Bir kadın kumpanyası
Zabel Yeseyan kişiliğinden çok etkilendiklerini ifade eden Aysel, Yıldırım, Zabel’in yüz yıl öncesinden bugüne seslenen bir kadın olduğunu söyledi. Yıldırım, “Çok karanlık günlerden geçmiş olmasına rağmen umudu her zaman kendine rehber edinmiş Zabel. Hiçbir zaman mücadeleyi bırakmamış bir kadın aynı zamanda çok iyi bir edebiyatçı. Soykırımın bir tanığı, deneyimlemiş ve içinden geçmiş bir kadın. 24 Nisan gecesi toplatılacak aydınlar içerisindeki tek kadın. Bir şekilde kaçmayı başarıyor ve ömrünün devamını sürgün içerisinde geçiriyor. Tüm bu hayat hikayesi bizi çok etkilemişti ama asıl etkileyen şey ‘Silahtar Bahçeleri’ romanında etrafındaki kadınlarla olan anılarını aktarmasıydı. Dolayısıyla bu oyunu bir kadın kumpanyası olarak ele aldık. Sovyet döneminde içeri alınan Zabel, o sorgunun karanlığından kaçmak için geçmişine sığınıyor. İçindeki kadınları hatırlıyor” diye konuştu.
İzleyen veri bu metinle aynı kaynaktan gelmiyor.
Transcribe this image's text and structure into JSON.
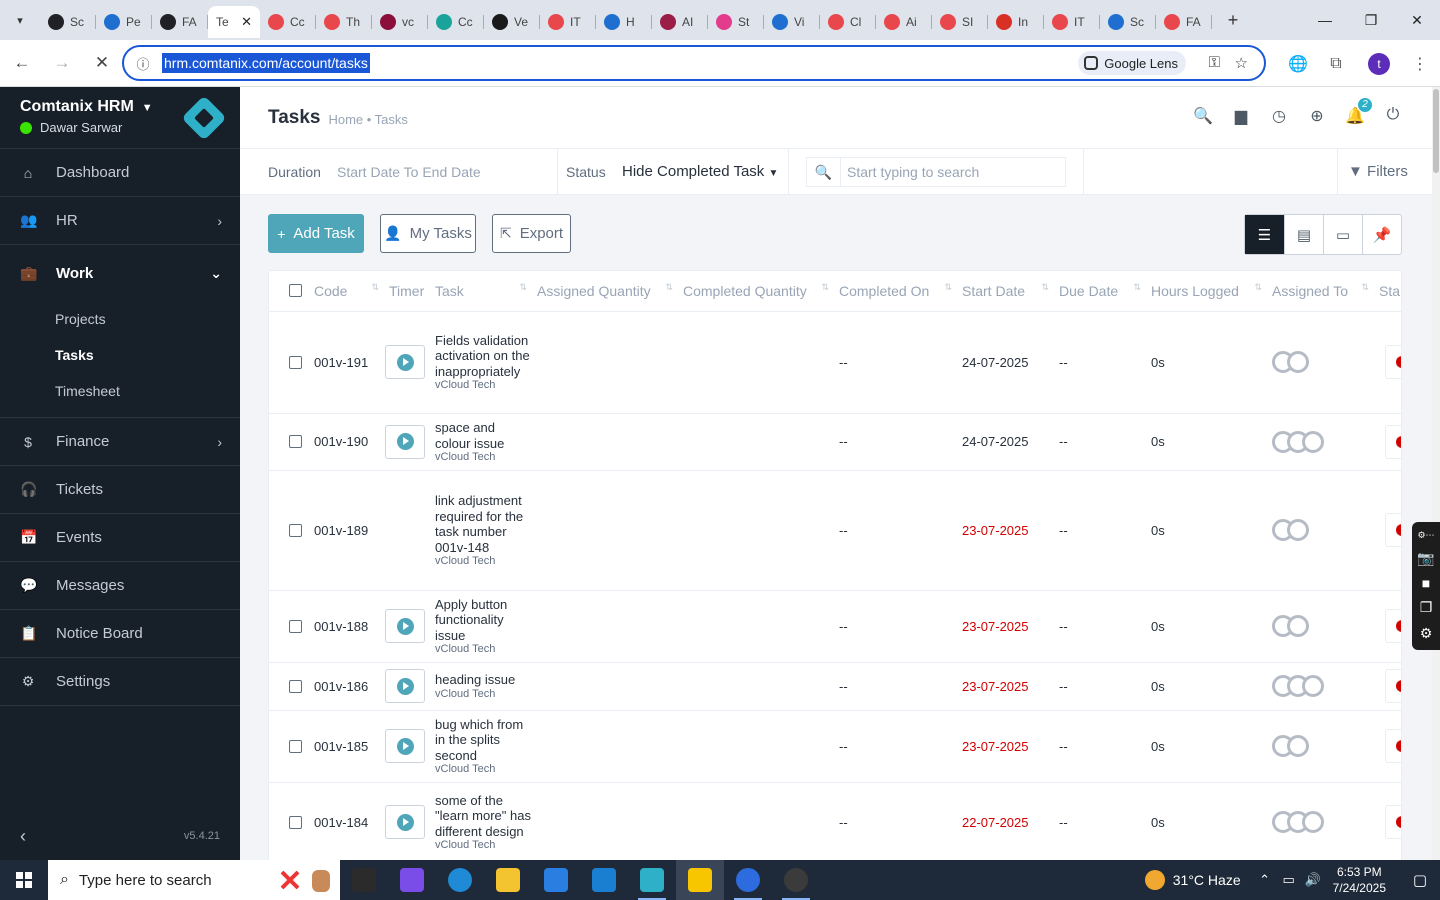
{
  "browser": {
    "active_tab_label": "Te",
    "tabs": [
      "Sc",
      "Pe",
      "FA",
      "Te",
      "Cc",
      "Th",
      "vc",
      "Cc",
      "Ve",
      "IT",
      "H",
      "AI",
      "St",
      "Vi",
      "Cl",
      "Ai",
      "SI",
      "In",
      "IT",
      "Sc",
      "FA"
    ],
    "tab_colors": [
      "#202124",
      "#1e6fd0",
      "#202124",
      "#ffffff",
      "#e8474c",
      "#e8474c",
      "#8b0f3a",
      "#1aa39a",
      "#1a1a1a",
      "#e8474c",
      "#1e6fd0",
      "#9b1e46",
      "#e33c8d",
      "#1e6fd0",
      "#e8474c",
      "#e8474c",
      "#e8474c",
      "#d93025",
      "#e8474c",
      "#1e6fd0",
      "#e8474c"
    ],
    "url": "hrm.comtanix.com/account/tasks",
    "lens_label": "Google Lens",
    "profile_initial": "t"
  },
  "sidebar": {
    "company": "Comtanix HRM",
    "user": "Dawar Sarwar",
    "items": [
      {
        "label": "Dashboard",
        "icon": "⌂"
      },
      {
        "label": "HR",
        "icon": "👥"
      },
      {
        "label": "Work",
        "icon": "💼"
      },
      {
        "label": "Finance",
        "icon": "$"
      },
      {
        "label": "Tickets",
        "icon": "🎧"
      },
      {
        "label": "Events",
        "icon": "📅"
      },
      {
        "label": "Messages",
        "icon": "💬"
      },
      {
        "label": "Notice Board",
        "icon": "📋"
      },
      {
        "label": "Settings",
        "icon": "⚙"
      }
    ],
    "work_sub": [
      "Projects",
      "Tasks",
      "Timesheet"
    ],
    "version": "v5.4.21"
  },
  "header": {
    "title": "Tasks",
    "breadcrumb": "Home • Tasks",
    "notification_count": "2"
  },
  "filters": {
    "duration_label": "Duration",
    "duration_value": "Start Date To End Date",
    "status_label": "Status",
    "status_value": "Hide Completed Task",
    "search_placeholder": "Start typing to search",
    "filters_label": "Filters"
  },
  "actions": {
    "add_task": "Add Task",
    "my_tasks": "My Tasks",
    "export": "Export"
  },
  "table": {
    "columns": [
      "Code",
      "Timer",
      "Task",
      "Assigned Quantity",
      "Completed Quantity",
      "Completed On",
      "Start Date",
      "Due Date",
      "Hours Logged",
      "Assigned To",
      "Sta"
    ],
    "rows": [
      {
        "code": "001v-191",
        "task": "Fields validation activation on the inappropriately",
        "project": "vCloud Tech",
        "completed_on": "--",
        "start_date": "24-07-2025",
        "overdue": false,
        "due_date": "--",
        "hours": "0s",
        "avatars": 2,
        "timer": true
      },
      {
        "code": "001v-190",
        "task": "space and colour issue",
        "project": "vCloud Tech",
        "completed_on": "--",
        "start_date": "24-07-2025",
        "overdue": false,
        "due_date": "--",
        "hours": "0s",
        "avatars": 3,
        "timer": true
      },
      {
        "code": "001v-189",
        "task": "link adjustment required for the task number 001v-148",
        "project": "vCloud Tech",
        "completed_on": "--",
        "start_date": "23-07-2025",
        "overdue": true,
        "due_date": "--",
        "hours": "0s",
        "avatars": 2,
        "timer": false
      },
      {
        "code": "001v-188",
        "task": "Apply button functionality issue",
        "project": "vCloud Tech",
        "completed_on": "--",
        "start_date": "23-07-2025",
        "overdue": true,
        "due_date": "--",
        "hours": "0s",
        "avatars": 2,
        "timer": true
      },
      {
        "code": "001v-186",
        "task": "heading issue",
        "project": "vCloud Tech",
        "completed_on": "--",
        "start_date": "23-07-2025",
        "overdue": true,
        "due_date": "--",
        "hours": "0s",
        "avatars": 3,
        "timer": true
      },
      {
        "code": "001v-185",
        "task": "bug which from in the splits second",
        "project": "vCloud Tech",
        "completed_on": "--",
        "start_date": "23-07-2025",
        "overdue": true,
        "due_date": "--",
        "hours": "0s",
        "avatars": 2,
        "timer": true
      },
      {
        "code": "001v-184",
        "task": "some of the \"learn more\" has different design",
        "project": "vCloud Tech",
        "completed_on": "--",
        "start_date": "22-07-2025",
        "overdue": true,
        "due_date": "--",
        "hours": "0s",
        "avatars": 3,
        "timer": true
      }
    ]
  },
  "taskbar": {
    "search_placeholder": "Type here to search",
    "weather": "31°C Haze",
    "time": "6:53 PM",
    "date": "7/24/2025",
    "app_colors": [
      "#2b2b2b",
      "#7a4de8",
      "#1f8ad6",
      "#f4c430",
      "#2a7de1",
      "#1a7fd0",
      "#2db0c8",
      "#f7c600",
      "#2d6cdf",
      "#3b3b3b"
    ]
  }
}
Sanatçı susturulmaya çalışılıyor
Tiyatro ve sanat alanının kadın için çok önemli bir mücadele alanı olduğunun altını çizen Yıldırım, kadının hem kendini özgürleştirdiği, sözünü söylediği, eylemini yaptığı bir alan olduğunu kaydetti.
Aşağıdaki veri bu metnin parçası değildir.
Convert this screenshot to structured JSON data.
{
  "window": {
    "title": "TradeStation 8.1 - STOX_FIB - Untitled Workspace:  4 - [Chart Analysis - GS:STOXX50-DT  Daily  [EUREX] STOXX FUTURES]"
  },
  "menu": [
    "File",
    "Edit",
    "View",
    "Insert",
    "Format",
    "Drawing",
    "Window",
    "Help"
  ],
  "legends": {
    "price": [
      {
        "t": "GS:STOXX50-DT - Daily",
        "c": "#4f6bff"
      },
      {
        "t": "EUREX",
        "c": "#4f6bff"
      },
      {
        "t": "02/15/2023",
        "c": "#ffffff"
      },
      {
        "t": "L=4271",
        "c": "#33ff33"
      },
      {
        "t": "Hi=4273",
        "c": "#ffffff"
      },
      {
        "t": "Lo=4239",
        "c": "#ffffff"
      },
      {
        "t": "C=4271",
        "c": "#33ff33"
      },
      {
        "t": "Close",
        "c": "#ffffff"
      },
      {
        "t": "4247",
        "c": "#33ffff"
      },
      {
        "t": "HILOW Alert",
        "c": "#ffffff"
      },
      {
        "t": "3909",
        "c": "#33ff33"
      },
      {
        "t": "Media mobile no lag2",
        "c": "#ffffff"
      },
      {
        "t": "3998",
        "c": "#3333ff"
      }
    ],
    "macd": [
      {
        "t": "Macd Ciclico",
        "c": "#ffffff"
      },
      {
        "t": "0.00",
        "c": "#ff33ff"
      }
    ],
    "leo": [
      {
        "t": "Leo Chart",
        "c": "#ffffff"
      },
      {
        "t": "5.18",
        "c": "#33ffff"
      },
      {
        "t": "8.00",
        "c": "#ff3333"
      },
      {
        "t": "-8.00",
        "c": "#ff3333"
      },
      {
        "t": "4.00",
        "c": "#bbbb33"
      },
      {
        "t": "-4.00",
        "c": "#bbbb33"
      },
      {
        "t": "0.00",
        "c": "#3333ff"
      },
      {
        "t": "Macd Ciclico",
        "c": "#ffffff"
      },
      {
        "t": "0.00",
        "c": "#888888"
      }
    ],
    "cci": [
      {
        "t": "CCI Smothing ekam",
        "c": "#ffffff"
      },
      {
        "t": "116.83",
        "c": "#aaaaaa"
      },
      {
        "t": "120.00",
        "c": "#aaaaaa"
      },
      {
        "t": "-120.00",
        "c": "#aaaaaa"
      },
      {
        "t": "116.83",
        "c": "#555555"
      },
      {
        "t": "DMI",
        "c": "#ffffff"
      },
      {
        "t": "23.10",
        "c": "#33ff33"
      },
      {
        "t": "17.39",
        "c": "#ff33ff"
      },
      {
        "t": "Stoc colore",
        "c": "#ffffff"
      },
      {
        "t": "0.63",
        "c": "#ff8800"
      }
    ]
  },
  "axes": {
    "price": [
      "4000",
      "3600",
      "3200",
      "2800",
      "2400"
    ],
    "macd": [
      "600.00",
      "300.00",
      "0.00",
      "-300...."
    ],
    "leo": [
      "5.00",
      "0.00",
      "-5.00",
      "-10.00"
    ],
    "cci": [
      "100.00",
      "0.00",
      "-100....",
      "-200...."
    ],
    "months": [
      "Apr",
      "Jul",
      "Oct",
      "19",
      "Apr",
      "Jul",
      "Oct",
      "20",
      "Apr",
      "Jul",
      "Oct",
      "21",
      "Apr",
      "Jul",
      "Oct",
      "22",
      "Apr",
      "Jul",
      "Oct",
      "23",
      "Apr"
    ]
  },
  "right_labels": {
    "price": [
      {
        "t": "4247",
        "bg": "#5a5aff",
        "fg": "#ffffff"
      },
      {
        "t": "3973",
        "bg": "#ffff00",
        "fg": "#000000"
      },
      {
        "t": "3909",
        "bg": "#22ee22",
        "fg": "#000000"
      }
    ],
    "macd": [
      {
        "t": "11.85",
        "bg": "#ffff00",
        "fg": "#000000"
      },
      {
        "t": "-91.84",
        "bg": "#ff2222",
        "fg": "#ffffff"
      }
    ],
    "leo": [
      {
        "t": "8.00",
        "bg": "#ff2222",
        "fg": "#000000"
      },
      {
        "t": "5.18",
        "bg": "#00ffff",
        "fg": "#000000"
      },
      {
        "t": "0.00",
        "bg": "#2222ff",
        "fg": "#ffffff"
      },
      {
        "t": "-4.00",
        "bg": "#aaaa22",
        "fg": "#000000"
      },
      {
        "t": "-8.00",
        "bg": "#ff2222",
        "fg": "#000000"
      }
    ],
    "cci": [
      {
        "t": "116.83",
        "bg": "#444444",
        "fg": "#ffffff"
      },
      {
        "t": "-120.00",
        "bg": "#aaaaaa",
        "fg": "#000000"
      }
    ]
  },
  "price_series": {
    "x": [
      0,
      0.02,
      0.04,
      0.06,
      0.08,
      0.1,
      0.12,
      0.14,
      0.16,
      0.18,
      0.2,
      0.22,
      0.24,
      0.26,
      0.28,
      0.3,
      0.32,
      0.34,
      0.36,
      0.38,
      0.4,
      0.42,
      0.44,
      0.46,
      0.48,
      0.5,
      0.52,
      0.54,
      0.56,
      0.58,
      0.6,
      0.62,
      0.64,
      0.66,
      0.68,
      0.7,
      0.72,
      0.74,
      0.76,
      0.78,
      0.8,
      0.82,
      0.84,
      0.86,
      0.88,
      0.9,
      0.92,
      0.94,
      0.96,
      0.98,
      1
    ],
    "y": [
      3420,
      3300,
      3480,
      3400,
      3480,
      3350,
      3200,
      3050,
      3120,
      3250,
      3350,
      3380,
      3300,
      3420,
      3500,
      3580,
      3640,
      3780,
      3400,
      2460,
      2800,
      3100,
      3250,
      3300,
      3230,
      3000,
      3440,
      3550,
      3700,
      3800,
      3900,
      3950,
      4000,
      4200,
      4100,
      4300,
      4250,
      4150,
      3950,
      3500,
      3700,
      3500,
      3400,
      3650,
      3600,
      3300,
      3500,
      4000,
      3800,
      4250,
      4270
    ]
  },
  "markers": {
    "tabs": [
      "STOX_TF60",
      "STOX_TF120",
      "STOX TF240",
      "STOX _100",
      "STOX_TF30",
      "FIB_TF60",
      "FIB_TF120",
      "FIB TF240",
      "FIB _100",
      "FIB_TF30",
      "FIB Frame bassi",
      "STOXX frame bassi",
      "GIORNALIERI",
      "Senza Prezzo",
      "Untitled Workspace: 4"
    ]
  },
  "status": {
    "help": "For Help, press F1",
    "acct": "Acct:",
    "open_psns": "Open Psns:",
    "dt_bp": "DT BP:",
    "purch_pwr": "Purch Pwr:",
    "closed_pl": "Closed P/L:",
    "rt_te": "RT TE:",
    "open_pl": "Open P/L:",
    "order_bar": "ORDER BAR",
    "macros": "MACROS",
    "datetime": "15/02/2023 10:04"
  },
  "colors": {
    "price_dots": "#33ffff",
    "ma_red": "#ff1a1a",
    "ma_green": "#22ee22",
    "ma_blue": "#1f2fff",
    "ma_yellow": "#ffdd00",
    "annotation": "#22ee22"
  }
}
Sanatın tarafsız olamayacağını söyleyen Aysel Yıldırım, sanatın her zaman otoriteye karşı olduğunu dile getirdi ve ekledi: “Sanat faşizm koşulları altında kendisine bir çıkış yolu arar. Şu anda da çok zor dönemlerden geçiyoruz. Çok ciddi sansürle karşılaşıyoruz. Hem ekonomik anlamda hem ifade özgürlüğü anlamında toplumun her kesimi baskı altındayken öncelikle sanatçılar susturulmaya çalışılıyorlar ama bunu başarmaları çok daha zor. Sanatçı her zaman kendisini bir yerden bir çıkış alanı bulur. Sanat otoriteye söylenmiş bir sözdür.”
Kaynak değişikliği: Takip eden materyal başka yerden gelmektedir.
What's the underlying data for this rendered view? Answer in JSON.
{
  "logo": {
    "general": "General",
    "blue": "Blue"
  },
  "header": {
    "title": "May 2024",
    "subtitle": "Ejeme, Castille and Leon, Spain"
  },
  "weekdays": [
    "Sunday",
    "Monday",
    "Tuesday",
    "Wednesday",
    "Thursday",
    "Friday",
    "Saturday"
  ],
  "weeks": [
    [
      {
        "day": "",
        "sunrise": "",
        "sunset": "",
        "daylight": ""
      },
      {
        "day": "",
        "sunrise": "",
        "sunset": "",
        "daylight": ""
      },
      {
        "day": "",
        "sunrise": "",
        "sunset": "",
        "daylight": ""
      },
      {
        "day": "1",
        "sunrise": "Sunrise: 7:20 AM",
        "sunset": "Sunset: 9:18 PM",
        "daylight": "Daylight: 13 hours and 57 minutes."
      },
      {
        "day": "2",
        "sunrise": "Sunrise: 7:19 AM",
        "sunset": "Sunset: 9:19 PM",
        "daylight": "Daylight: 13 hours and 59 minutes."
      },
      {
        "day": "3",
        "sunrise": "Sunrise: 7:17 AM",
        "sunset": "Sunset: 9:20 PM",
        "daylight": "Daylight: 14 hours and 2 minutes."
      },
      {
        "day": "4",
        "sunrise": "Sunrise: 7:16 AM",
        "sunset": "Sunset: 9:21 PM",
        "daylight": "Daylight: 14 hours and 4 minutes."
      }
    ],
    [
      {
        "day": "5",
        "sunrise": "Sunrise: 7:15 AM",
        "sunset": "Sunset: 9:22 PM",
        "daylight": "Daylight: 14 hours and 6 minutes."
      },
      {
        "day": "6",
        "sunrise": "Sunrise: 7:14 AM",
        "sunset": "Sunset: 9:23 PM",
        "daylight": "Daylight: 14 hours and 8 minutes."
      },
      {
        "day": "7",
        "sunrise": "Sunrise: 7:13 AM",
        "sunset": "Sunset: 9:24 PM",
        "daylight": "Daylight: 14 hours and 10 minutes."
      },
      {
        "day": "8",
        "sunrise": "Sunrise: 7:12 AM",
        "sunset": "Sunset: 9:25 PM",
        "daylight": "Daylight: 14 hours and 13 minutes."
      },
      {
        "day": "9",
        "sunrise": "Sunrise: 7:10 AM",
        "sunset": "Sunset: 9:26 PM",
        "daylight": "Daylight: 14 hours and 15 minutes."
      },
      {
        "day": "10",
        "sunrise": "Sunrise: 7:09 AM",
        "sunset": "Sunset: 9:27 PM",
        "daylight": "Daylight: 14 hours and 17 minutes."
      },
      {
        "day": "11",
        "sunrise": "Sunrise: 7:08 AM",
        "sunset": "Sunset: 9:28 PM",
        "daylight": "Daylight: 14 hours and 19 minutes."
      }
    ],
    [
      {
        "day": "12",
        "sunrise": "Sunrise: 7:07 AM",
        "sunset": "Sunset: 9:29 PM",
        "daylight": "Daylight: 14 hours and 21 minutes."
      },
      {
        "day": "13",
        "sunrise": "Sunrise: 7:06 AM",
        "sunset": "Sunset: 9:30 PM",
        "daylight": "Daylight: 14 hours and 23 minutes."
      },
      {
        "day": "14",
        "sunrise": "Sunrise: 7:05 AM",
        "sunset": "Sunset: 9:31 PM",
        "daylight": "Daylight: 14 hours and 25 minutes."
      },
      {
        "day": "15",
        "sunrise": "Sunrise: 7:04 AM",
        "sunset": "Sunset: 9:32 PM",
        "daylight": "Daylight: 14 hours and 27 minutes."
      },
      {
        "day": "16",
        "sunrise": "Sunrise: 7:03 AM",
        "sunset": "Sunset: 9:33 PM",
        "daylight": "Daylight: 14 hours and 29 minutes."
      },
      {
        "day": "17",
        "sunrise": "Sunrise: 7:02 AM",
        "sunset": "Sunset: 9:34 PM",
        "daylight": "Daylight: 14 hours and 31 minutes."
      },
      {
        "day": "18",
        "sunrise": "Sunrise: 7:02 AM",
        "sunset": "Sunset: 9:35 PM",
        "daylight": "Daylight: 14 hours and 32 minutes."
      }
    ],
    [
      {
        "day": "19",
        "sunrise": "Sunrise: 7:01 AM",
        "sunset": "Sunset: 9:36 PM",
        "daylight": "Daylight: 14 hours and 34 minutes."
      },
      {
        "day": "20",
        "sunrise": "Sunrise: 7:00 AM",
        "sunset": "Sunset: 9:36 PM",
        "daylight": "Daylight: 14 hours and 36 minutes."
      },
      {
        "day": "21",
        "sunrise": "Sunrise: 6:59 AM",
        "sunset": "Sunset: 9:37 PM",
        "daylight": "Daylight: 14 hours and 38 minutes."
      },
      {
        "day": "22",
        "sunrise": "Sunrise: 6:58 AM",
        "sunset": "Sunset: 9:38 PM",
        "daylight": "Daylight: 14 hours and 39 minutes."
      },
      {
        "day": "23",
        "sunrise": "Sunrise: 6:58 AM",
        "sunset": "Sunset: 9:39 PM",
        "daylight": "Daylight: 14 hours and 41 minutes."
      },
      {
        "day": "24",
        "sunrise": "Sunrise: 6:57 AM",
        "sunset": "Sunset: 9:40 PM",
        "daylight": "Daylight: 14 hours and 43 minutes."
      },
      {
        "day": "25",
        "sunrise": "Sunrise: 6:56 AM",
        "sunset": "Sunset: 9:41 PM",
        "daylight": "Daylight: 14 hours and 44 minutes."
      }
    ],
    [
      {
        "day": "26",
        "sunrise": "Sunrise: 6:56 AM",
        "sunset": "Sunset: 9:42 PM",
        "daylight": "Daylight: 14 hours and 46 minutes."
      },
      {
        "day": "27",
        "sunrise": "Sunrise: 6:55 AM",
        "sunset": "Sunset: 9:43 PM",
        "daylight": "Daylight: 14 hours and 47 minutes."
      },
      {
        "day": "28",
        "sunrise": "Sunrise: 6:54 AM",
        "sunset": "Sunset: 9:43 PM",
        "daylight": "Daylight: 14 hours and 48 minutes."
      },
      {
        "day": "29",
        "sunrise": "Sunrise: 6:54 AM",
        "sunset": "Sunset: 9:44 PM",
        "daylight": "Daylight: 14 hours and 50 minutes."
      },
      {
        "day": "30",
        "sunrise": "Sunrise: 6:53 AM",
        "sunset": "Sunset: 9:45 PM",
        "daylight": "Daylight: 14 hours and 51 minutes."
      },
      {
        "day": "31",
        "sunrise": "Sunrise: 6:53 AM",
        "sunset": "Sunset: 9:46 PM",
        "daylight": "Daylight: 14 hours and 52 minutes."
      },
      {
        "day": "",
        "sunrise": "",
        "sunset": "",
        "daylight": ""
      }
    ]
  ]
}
Baskılara karşı üretmeye devam edeceklerini vurgulayan Yıldırım şunları dile getirdi: “Amed Şehir Tiyatrosu oyuncuları sayesinde Diyarbakır halkıyla oyunlarımızı buluşturabildik. Nihayet kayyumsuz bir festival ve hak edilmiş bu salonda bize bu festivalin olanaklarını açtılar. Bunun arkasında da çok ciddi bir mücadele var. Hem bu salonlara hem bu alt yapıya büyük emekler verilmişti hem de iki senedir o alt yapıdan mahrum bırakılmış olmalarına rağmen Amed Şehir Tiyatrosu oyuncuları bu festivali devam ettirdiler. Biz de hiç aralık vermeden festivale katıldık ve dayanışmaya devam ettik. Dolayısıyla durmak yok dayanışmaya devam.”